Zehnjährige tritt bei Schwimm-WM an: "Es war cool"

Kasan – In ihrem Alter legen andere Kinder das Schwimmabzeichen „Seepferdchen“ ab, Alzain Tareq startet dagegen bei der WM in Kasan. Der Auftritt der Zehnjährigen aus Bahrain ist umstritten.

Dutzende Journalisten gehen in die Hocke, zücken aufgeregt ihre Diktiergeräte und rangeln mit Ellenbogeneinsatz um die besten Plätze. Vor ihnen steht kein neuer Weltmeister, sondern ein Mädchen. Zehn Jahre alt, 1,44 m klein, eine pinke Schwimmbrille auf dem Kopf und eine rote Trainingsjacke über den schmalen Schultern. Alzain Tareq aus Bahrain spielt mit einer Wasserflasche in der Hand, aber eingeschüchtert ist sie nicht. Sie genießt den Trubel sogar ein wenig.

„Ich bin so glücklich“, sagt Alzain: „Es war cool heute, und ich freue mich schon, morgen wieder schwimmen zu dürfen.“ Sie spricht für ihr Alter sehr gutes Englisch, und das Strahlen in ihren großen braunen Kinderaugen scheint echt. Mit Freude beantwortet sie die immer gleichen Fragen der vielen Journalisten. Das Rennen der mit zehn Jahren jüngsten Athletin der Schwimm-WM in Kasan über 50 m Schmetterling dauerte nur 41,13 Sekunden, ihr Gang durch die Interviewzone eine halbe Stunde.

„Ich habe sie noch nicht gesehen, sie ist die ganze Zeit beim Fernsehen“, sagt Vater Juma Salem Tareq: „Ich will sie umarmen. Ich bin sehr stolz auf sie.“ Seine Tochter beendete den Vorlauf als 64. und damit Letzte, mehr als 15 Sekunden hinter Weltmeisterin Sarah Sjöström. „Sie war ein bisschen nervös. Die Aufmerksamkeit war riesig“, erklärt der Vater. Auch Tochter Alzain ärgerte sich ein bisschen: „Ich hätte besser schwimmen können.“

Bundestrainer Lambertz: “Finde das in Ordnung”

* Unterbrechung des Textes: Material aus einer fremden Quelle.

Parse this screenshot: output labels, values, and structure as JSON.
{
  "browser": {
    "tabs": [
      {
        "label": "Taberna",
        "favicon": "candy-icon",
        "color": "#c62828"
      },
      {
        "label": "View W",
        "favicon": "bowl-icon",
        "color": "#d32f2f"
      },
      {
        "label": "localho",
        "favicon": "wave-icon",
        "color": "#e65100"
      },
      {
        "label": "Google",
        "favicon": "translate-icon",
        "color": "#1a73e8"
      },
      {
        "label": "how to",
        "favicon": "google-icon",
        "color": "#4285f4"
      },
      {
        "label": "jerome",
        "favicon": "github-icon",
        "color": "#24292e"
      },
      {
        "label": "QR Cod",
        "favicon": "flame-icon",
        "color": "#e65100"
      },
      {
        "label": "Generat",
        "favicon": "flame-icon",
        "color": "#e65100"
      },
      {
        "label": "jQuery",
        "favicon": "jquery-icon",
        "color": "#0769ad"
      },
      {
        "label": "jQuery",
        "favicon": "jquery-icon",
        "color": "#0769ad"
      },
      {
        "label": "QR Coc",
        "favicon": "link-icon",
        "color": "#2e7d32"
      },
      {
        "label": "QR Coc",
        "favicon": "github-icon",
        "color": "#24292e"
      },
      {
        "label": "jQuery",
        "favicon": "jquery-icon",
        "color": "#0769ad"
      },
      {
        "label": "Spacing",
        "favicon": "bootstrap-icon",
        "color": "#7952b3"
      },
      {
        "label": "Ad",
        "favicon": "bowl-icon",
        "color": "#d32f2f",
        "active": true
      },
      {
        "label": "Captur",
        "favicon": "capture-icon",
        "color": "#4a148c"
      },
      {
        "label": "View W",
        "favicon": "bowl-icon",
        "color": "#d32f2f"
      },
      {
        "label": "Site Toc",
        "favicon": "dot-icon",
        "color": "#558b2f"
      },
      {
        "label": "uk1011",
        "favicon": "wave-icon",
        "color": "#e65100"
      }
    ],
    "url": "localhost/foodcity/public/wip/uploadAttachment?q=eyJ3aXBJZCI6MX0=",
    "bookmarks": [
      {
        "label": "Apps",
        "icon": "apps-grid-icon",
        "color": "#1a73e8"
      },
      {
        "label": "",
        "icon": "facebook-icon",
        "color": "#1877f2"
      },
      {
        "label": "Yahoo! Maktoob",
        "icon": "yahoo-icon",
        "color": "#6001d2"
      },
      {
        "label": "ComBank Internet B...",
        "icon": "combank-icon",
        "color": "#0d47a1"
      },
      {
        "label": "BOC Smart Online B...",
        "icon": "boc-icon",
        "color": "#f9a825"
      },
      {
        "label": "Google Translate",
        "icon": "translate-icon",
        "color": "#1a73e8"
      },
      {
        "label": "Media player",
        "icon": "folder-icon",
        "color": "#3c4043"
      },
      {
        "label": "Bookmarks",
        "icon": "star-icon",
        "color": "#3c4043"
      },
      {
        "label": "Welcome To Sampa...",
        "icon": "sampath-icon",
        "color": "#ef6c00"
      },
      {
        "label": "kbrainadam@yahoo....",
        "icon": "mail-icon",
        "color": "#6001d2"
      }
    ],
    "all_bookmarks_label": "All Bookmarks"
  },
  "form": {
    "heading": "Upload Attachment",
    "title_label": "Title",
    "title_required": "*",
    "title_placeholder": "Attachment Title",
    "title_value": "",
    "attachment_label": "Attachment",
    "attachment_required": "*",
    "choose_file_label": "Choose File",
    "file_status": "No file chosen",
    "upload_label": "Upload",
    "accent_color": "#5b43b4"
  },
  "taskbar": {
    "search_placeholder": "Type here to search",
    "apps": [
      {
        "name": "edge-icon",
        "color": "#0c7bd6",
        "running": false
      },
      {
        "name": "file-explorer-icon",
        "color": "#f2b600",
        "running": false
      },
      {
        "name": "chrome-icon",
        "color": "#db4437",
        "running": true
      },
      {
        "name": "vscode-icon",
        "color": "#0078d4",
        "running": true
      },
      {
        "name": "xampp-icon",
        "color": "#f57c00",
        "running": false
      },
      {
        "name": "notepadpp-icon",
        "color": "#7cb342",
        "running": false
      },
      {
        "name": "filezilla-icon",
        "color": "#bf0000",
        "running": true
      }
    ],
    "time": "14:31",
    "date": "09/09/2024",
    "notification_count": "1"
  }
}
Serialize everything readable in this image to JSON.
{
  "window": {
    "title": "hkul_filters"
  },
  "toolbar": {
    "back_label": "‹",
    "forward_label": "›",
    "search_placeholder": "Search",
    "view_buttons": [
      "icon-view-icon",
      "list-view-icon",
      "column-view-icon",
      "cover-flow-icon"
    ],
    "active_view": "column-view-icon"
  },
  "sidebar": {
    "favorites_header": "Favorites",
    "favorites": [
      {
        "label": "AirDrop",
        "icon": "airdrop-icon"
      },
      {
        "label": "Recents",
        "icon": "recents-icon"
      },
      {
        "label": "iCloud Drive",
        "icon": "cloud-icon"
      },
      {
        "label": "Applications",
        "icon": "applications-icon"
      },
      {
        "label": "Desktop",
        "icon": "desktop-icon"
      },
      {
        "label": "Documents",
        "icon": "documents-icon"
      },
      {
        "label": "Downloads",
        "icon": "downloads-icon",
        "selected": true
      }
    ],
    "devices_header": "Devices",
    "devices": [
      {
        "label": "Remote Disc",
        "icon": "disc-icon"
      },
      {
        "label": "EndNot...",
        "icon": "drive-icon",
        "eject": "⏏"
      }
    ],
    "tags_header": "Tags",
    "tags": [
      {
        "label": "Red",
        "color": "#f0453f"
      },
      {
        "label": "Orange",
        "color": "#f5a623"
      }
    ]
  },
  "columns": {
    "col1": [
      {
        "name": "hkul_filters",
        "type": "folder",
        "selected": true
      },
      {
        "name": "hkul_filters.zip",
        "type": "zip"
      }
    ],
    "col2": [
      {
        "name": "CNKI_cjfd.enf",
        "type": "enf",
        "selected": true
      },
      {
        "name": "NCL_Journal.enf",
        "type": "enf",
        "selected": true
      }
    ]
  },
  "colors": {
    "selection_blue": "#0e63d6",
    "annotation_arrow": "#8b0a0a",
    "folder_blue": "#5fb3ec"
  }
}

In dem kleinen Mädchen steckt großer Ehrgeiz. Nachdem sie Bilder von sich und den Schwimmstars Sjöström und Cate Campbell geschossen hatte, „kam sie zurück und sagte: “Schau sie dir an, das sind meine Rivalinnen, die will ich in der Zukunft schlagen’„, verrät ihr Vater: `Ich habe ihr gesagt: Wenn du soweit bist, dann werden sie nicht mehr da sein. Aber du kannst ihre Zeiten schlagen. Das ist das Ziel.“

Juma Salem Tareq war früher selbst Schwimmer. Er betont, dass er keinerlei Druck auf sein Kind ausübe: „Ich war sehr, sehr besorgt wegen des Trubels. Aber sie steckt das alles weg.“

Den Eindruck hat auch Henning Lambertz. Der Bundestrainer hatte ursprünglich geäußert, „eine Zehnjährige ist lieber auf dem Spielplatz als hier bei einer WM“. Doch nach den ersten Eindrücken sieht er das bei Alzain anders. „Auf der Tribüne hat sie sich bei uns hingestellt, eine Tüte Popcorn gegessen und sich kaputt gelacht“, erzählt Lambertz: „Das sieht für mich alles nach einem spaßigen Urlaubserlebnis aus. Deswegen finde ich das in Ordnung.“

Kritiker fordern Altersbegrenzung

Andere sehen Kinder auf dem Startblock kritischer und fordern eine WM-Altersbegrenzung, so wie es sie in anderen Disziplinen bereits gibt. Ex-Schwimmstar Franziska van Almsick findet, „dass 14 Jahre ein gutes Alter“ für den ersten großen Wettkampf seien. Van Almsick selbst war als 14-Jährige bei Olympia in Barcelona gestartet und hatte dort gleich zweimal Silber und zweimal Bronze gewonnen.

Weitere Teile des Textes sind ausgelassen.